Characterization of pab2-1 ban and pab3-1 ban. Seed color at the immature (a) and mature (b) stages in ban, pab2-1 ban, and pab3-1 ban. (c) Schematic representation of mutations in the TT4 and TT8 regions for pab2-1 ban (top) and pab3-1 ban (bottom), respectively. Pale blue and black boxes represent exons and untranslated regions, respectively. Mutations in pab2-1 ban and pab3-1 ban are indicated in red. Green bars indicate the region used for the qPCR analysis. Gray and white boxes below the gene (labeled with a–i) indicate the amplified and non-amplified fragments, respectively, for the PCR performed using site-specific primers and template DNA from the pab2-1 ban and pab3-1 ban mutants.

At the immature seed stage, the phenotypes of the pab2-1 ban and pab3-1 ban mutants were similar, but they obviously differed from the phenotype of the original ban mutant (Fig. 1a). However, there were clear differences in the pab2-1 ban and pab3-1 ban mature seeds, which were pale yellow and pale brown, respectively (Fig. 1b). The phenotypic features of the immature and mature seeds prompted us to develop a new mutation detection system for the M1 plants as described in the following section.

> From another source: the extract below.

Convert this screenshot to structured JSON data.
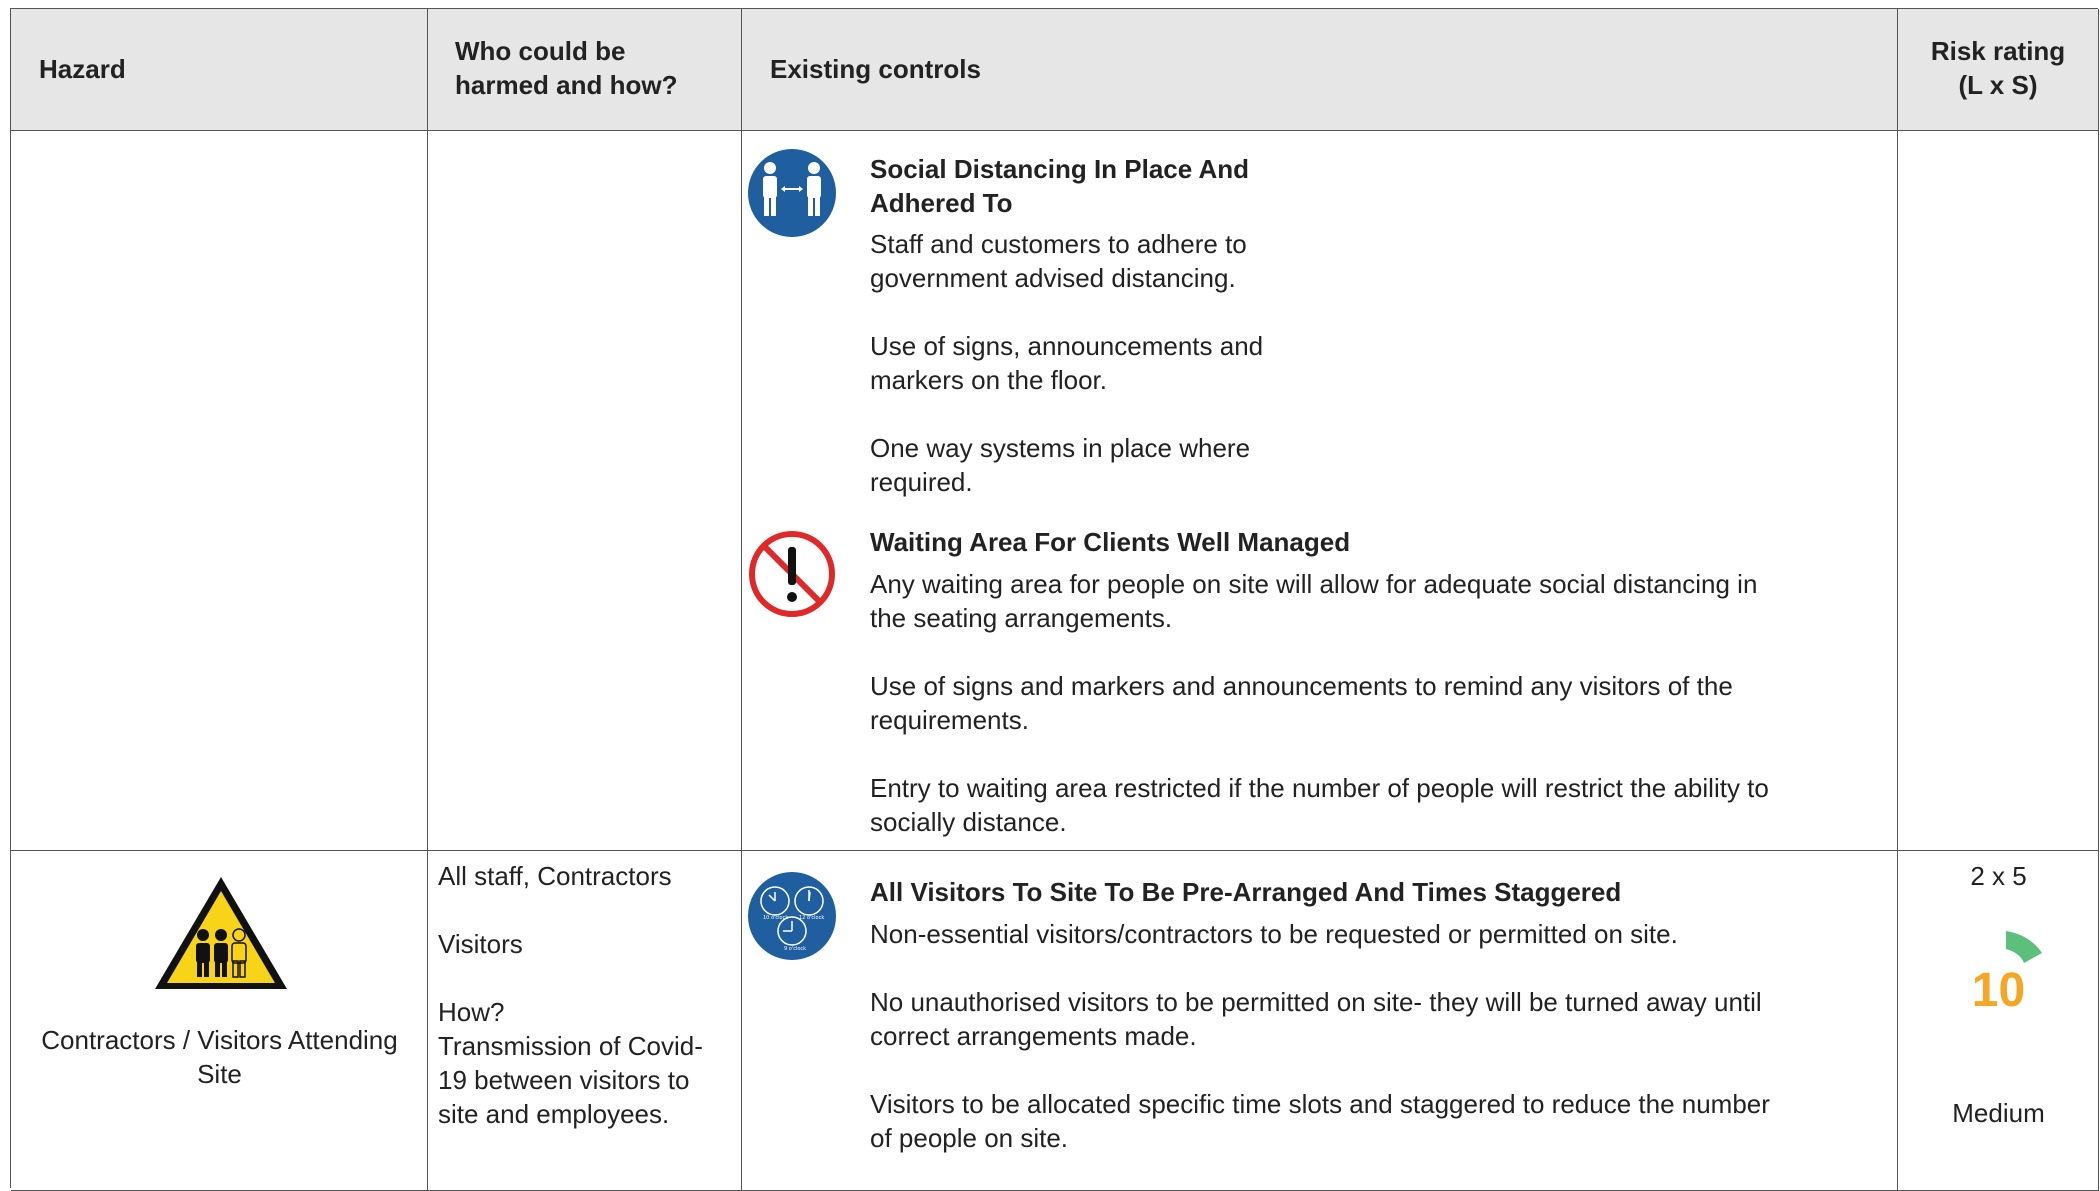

Development of a mutation detection system for mutagenized plants using double heterozygotes for TT4 and TT8

The cross-pollination of the pab2-1 ban and pab3-1 ban mutants generated plants with a double heterozygous genotype for TT4 and TT8 in the ban background (genotype: TT4/tt4 TT8/tt8 ban/ban). The double heterozygous plants had a phenotype that was similar to that of the ban single mutant (e.g., red immature seeds and dark brown mature seeds). A deleterious mutation in the wild-type allele of the heterozygous TT4 or TT8 locus will result in a non-functional anthocyanin biosynthetic pathway. A mutated cell is expected to divide and form a mutant sector in the double heterozygous plant. When the sector harboring the deleterious mutation in the TT4 or TT8 locus contributes to seed coat formation (i.e., the terminal tissue of the mutated somatic cells), the seeds will have an anthocyanin-less phenotype. The anthocyanin-less seeds were clearly distinguished from the non-mutated anthocyanin-containing seeds at the immature seed stage (Fig. 2). Additionally, after the remaining mutant siliques matured and dried, the anthocyanin-less seeds were pale yellow (tt4) or pale brown (tt8), making it possible to easily differentiate between these seeds (Fig. 2). Thus, mutations at two distinct loci (TT4 or TT8) were detectable on the basis of the seed color at the immature and mature stages.

Figure 2
figure 2

Strategy for detecting mutations at multiple loci in the M1 generation. The cross-pollination of pab2-1 ban and pab3-1 ban generated double heterozygous plants for TT4 and TT8. The double heterozygotes were irradiated with ion beams. When the wild-type allele at the heterozygous TT4 or TT8 locus was mutated by irradiation, anthocyanin-less immature seeds were produced by the tissues with the mutated tt4 or tt8 allele in the M1 plants. These seeds were easily discriminated from the red immature seeds produced by the tissue with non-mutated TT4 and TT8 alleles. The M1 plants producing anthocyanin-less immature seeds were grown until the seeds matured to determine whether their mature seeds were pale yellow (tt4-type) or pale brown (tt8-type).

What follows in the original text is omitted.